Heaters and Winterizing are all to often taken for granted or ignored totally.

When it comes to heaters and winterizing, Shortcuts are too risky

In parts of the country that don’t usually get too cold, plugging in a heater in the engine room seems a lot easier than lugging gallons of antifreeze to the boat and filling the engine(s) with it. But the reality is that in fact, using a heater can destroy your engine. When these places do get cold, it’s often accompanied by an ice storm that takes out the power. No power to the heater equals unprotected engine, which equals permanent damage and a new engine.

And a  destroyed engine is actually much better than what else can happen when you use a heater for winterizing. An overloaded electrical system, a damaged extension cord, or a faulty heater can all cause your boat to catch fire and burn. Your boat neighbors are not likely to be happy to learn that your “shortcut” destroyed their boat, too.

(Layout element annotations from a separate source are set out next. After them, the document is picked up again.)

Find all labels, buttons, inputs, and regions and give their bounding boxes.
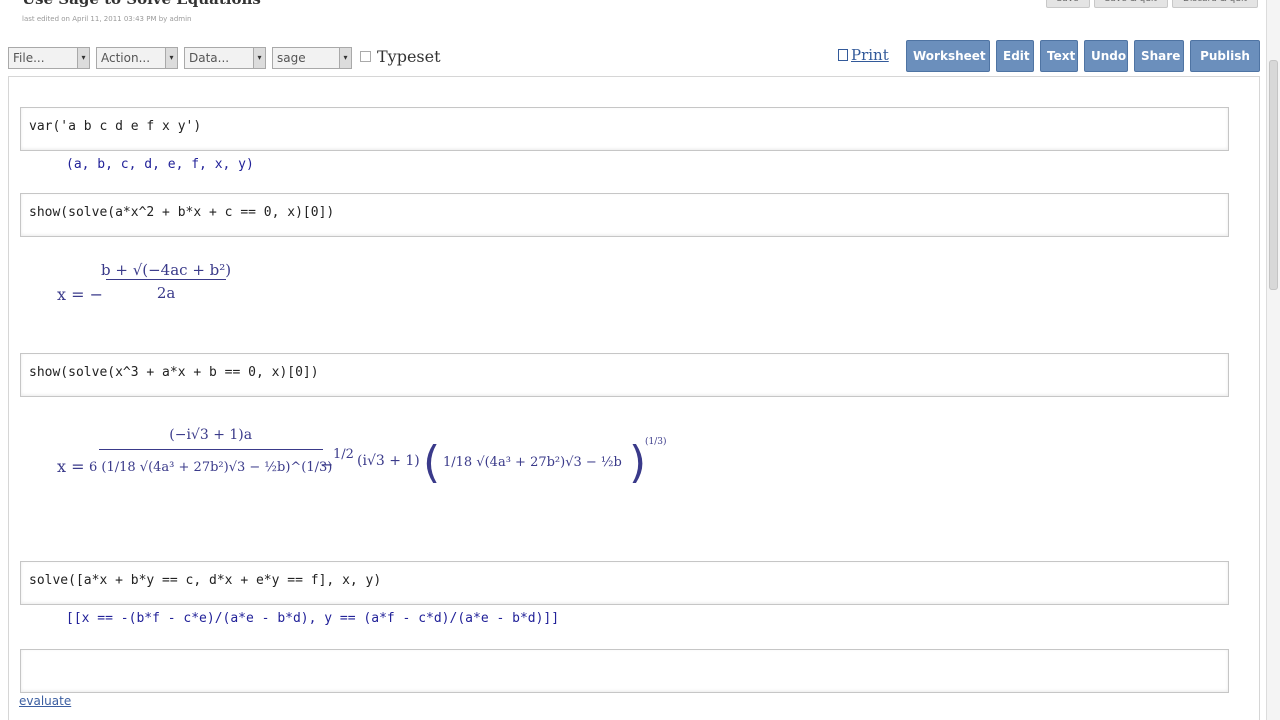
vertical-scrollbar[interactable] xyxy=(1266,0,1280,720)
cell-code[interactable]: var('a b c d e f x y') xyxy=(29,119,201,134)
worksheet-header: Use Sage to Solve Equations last edited … xyxy=(0,0,1280,40)
undo-button[interactable]: Undo xyxy=(1084,40,1128,72)
worksheet-area: var('a b c d e f x y') (a, b, c, d, e, f… xyxy=(8,76,1260,720)
quadratic-numerator: b + √(−4ac + b²) xyxy=(101,261,232,279)
cubic-exponent: (1/3) xyxy=(645,437,667,447)
file-menu[interactable]: File... ▾ xyxy=(8,47,90,69)
save-quit-button[interactable]: Save & quit xyxy=(1093,0,1168,8)
input-cell[interactable]: show(solve(x^3 + a*x + b == 0, x)[0]) xyxy=(20,353,1229,397)
input-cell[interactable]: show(solve(a*x^2 + b*x + c == 0, x)[0]) xyxy=(20,193,1229,237)
system-select-label: sage xyxy=(277,51,306,65)
system-select[interactable]: sage ▾ xyxy=(272,47,352,69)
chevron-down-icon: ▾ xyxy=(253,48,265,68)
print-link[interactable]: Print xyxy=(838,46,889,64)
right-paren: ) xyxy=(629,437,647,488)
chevron-down-icon: ▾ xyxy=(77,48,89,68)
cubic-fraction: (−i√3 + 1)a 6 (1/18 √(4a³ + 27b²)√3 − ½b… xyxy=(89,427,332,475)
file-menu-label: File... xyxy=(13,51,45,65)
left-paren: ( xyxy=(423,437,441,488)
worksheet-button[interactable]: Worksheet xyxy=(906,40,990,72)
data-menu[interactable]: Data... ▾ xyxy=(184,47,266,69)
quadratic-lhs: x = − xyxy=(57,285,104,304)
top-button-group: Save Save & quit Discard & quit xyxy=(1045,0,1258,8)
cell-output: (a, b, c, d, e, f, x, y) xyxy=(66,157,254,172)
cubic-middle-term: (i√3 + 1) xyxy=(357,453,420,469)
action-menu-label: Action... xyxy=(101,51,151,65)
worksheet-title[interactable]: Use Sage to Solve Equations xyxy=(22,0,261,8)
evaluate-link[interactable]: evaluate xyxy=(19,694,71,708)
last-edited-text: last edited on April 11, 2011 03:43 PM b… xyxy=(22,15,192,23)
typeset-toggle[interactable]: Typeset xyxy=(360,47,441,66)
text-button[interactable]: Text xyxy=(1040,40,1078,72)
quadratic-fraction: b + √(−4ac + b²) 2a xyxy=(101,261,231,302)
discard-quit-button[interactable]: Discard & quit xyxy=(1171,0,1258,8)
fraction-bar xyxy=(98,449,323,450)
chevron-down-icon: ▾ xyxy=(339,48,351,68)
cubic-numerator: (−i√3 + 1)a xyxy=(169,427,253,443)
input-cell[interactable] xyxy=(20,649,1229,693)
cell-code[interactable]: show(solve(x^3 + a*x + b == 0, x)[0]) xyxy=(29,365,319,380)
save-button[interactable]: Save xyxy=(1045,0,1090,8)
scrollbar-thumb[interactable] xyxy=(1269,60,1278,290)
cell-code[interactable]: solve([a*x + b*y == c, d*x + e*y == f], … xyxy=(29,573,381,588)
typeset-label: Typeset xyxy=(377,47,441,66)
printer-icon xyxy=(838,49,848,61)
quadratic-denominator: 2a xyxy=(156,284,176,302)
cubic-lhs: x = xyxy=(57,457,85,476)
publish-button[interactable]: Publish xyxy=(1190,40,1260,72)
cell-output: [[x == -(b*f - c*e)/(a*e - b*d), y == (a… xyxy=(66,611,560,626)
fraction-bar xyxy=(106,279,227,280)
chevron-down-icon: ▾ xyxy=(165,48,177,68)
cell-code[interactable]: show(solve(a*x^2 + b*x + c == 0, x)[0]) xyxy=(29,205,334,220)
toolbar: File... ▾ Action... ▾ Data... ▾ sage ▾ T… xyxy=(8,40,1272,72)
cubic-denominator: 6 (1/18 √(4a³ + 27b²)√3 − ½b)^(1/3) xyxy=(89,460,333,475)
data-menu-label: Data... xyxy=(189,51,230,65)
action-menu[interactable]: Action... ▾ xyxy=(96,47,178,69)
print-label: Print xyxy=(851,46,889,64)
input-cell[interactable]: var('a b c d e f x y') xyxy=(20,107,1229,151)
typeset-checkbox[interactable] xyxy=(360,51,371,62)
cubic-half: 1/2 xyxy=(333,447,354,462)
share-button[interactable]: Share xyxy=(1134,40,1184,72)
cubic-minus: − xyxy=(320,455,334,474)
input-cell[interactable]: solve([a*x + b*y == c, d*x + e*y == f], … xyxy=(20,561,1229,605)
cubic-inner-term: 1/18 √(4a³ + 27b²)√3 − ½b xyxy=(443,455,622,470)
edit-button[interactable]: Edit xyxy=(996,40,1034,72)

While I don’t recommend heaters personally, here’s some tips.

Safely Using Boat Heaters

Use electric heaters with a UL label, meaning they have undergone product testing for safety.

Choose an electric heater that is low profile, cool to the touch and will not tip over.

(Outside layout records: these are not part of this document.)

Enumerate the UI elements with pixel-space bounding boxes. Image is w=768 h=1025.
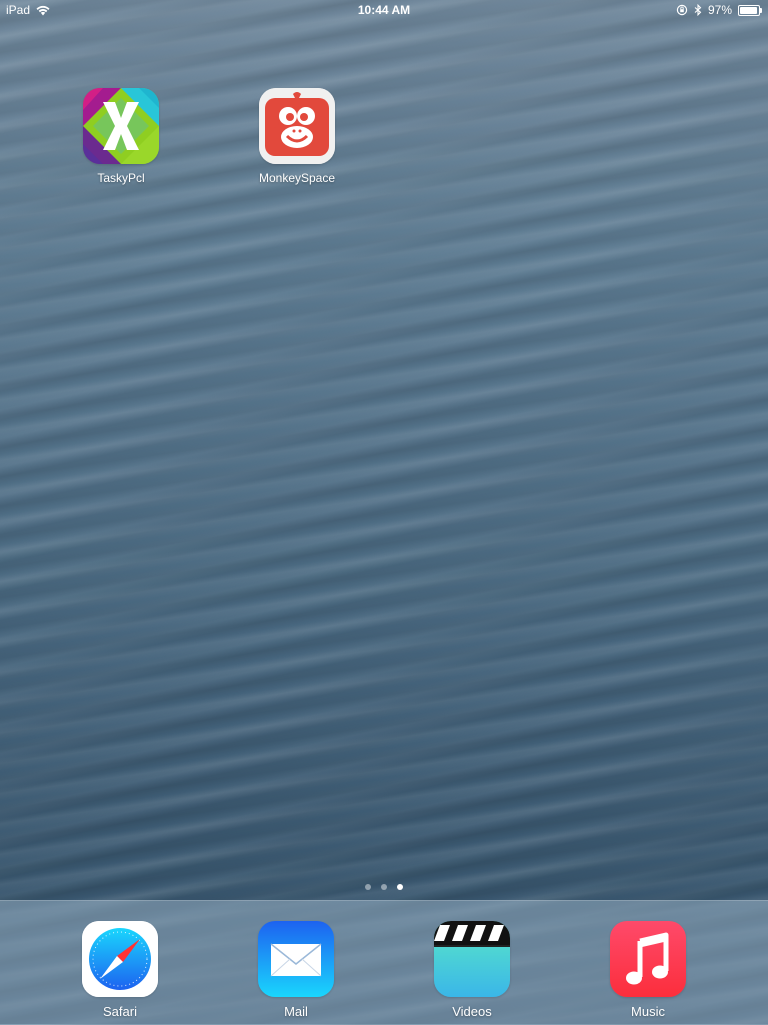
monkey-icon [259,88,335,164]
page-indicator[interactable] [0,884,768,890]
orientation-lock-icon [676,4,688,16]
status-time: 10:44 AM [357,3,411,17]
page-dot-current[interactable] [397,884,403,890]
dock-app-label: Videos [452,1004,492,1019]
app-label: TaskyPcl [97,171,145,185]
dock: Safari Mail Videos Music [0,900,768,1025]
status-bar: iPad 10:44 AM 97% [0,0,768,20]
xamarin-x-icon [83,88,159,164]
safari-compass-icon [82,921,158,997]
battery-fill [740,6,758,14]
battery-icon [738,4,762,16]
bluetooth-icon [694,4,702,16]
app-label: MonkeySpace [258,171,336,185]
dock-app-label: Mail [284,1004,308,1019]
dock-app-label: Music [631,1004,665,1019]
battery-nub [760,7,762,13]
dock-app-safari[interactable]: Safari [65,921,175,1019]
dock-app-music[interactable]: Music [593,921,703,1019]
dock-app-videos[interactable]: Videos [417,921,527,1019]
app-monkeyspace[interactable]: MonkeySpace [242,88,352,185]
page-dot[interactable] [365,884,371,890]
video-clapper-icon [434,921,510,997]
dock-app-label: Safari [103,1004,137,1019]
page-dot[interactable] [381,884,387,890]
mail-envelope-icon [258,921,334,997]
music-note-icon [610,921,686,997]
app-taskypcl[interactable]: TaskyPcl [66,88,176,185]
battery-percent: 97% [707,3,732,17]
dock-app-mail[interactable]: Mail [241,921,351,1019]
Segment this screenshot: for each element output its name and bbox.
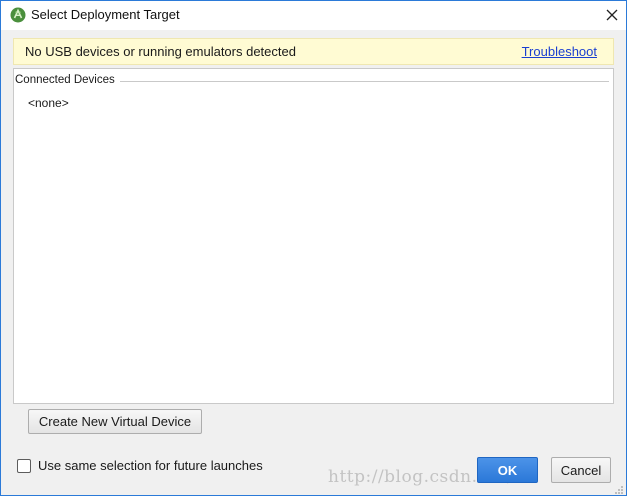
same-selection-checkbox[interactable] <box>17 458 31 473</box>
dialog-content: No USB devices or running emulators dete… <box>1 30 626 495</box>
banner-message: No USB devices or running emulators dete… <box>25 44 296 59</box>
section-divider <box>120 81 609 82</box>
same-selection-option[interactable]: Use same selection for future launches <box>17 458 263 473</box>
ok-button[interactable]: OK <box>477 457 538 483</box>
no-devices-banner: No USB devices or running emulators dete… <box>13 38 614 65</box>
create-virtual-device-button[interactable]: Create New Virtual Device <box>28 409 202 434</box>
window-title: Select Deployment Target <box>31 7 180 22</box>
same-selection-label: Use same selection for future launches <box>38 458 263 473</box>
title-bar[interactable]: Select Deployment Target <box>1 1 626 30</box>
connected-devices-header: Connected Devices <box>15 74 120 86</box>
connected-devices-list[interactable]: Connected Devices <none> <box>13 68 614 404</box>
close-icon <box>606 9 618 21</box>
resize-grip-icon[interactable] <box>614 483 624 494</box>
troubleshoot-link[interactable]: Troubleshoot <box>522 44 597 59</box>
dialog-window: Select Deployment Target No USB devices … <box>0 0 627 496</box>
cancel-button[interactable]: Cancel <box>551 457 611 483</box>
android-studio-icon <box>10 7 26 23</box>
close-button[interactable] <box>598 1 626 29</box>
list-item[interactable]: <none> <box>28 96 69 110</box>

Keep anything that can burn away from the heater.

Put the heater on a flat, hard surface.

Never plug an electric heater into an extension cord

Don’t plug other devices into the same outlet as the heater.

Do not use more than one electric heater or you could overload your system.

If you are hooked up to shore power, inspect your shore power cord for faults before using an electric heater.

Turn off the electric heater when leaving the cabin or the boat.

These guidelines will help you safely use an electric boat heater.

Take the time to winterize your boat properly this winter.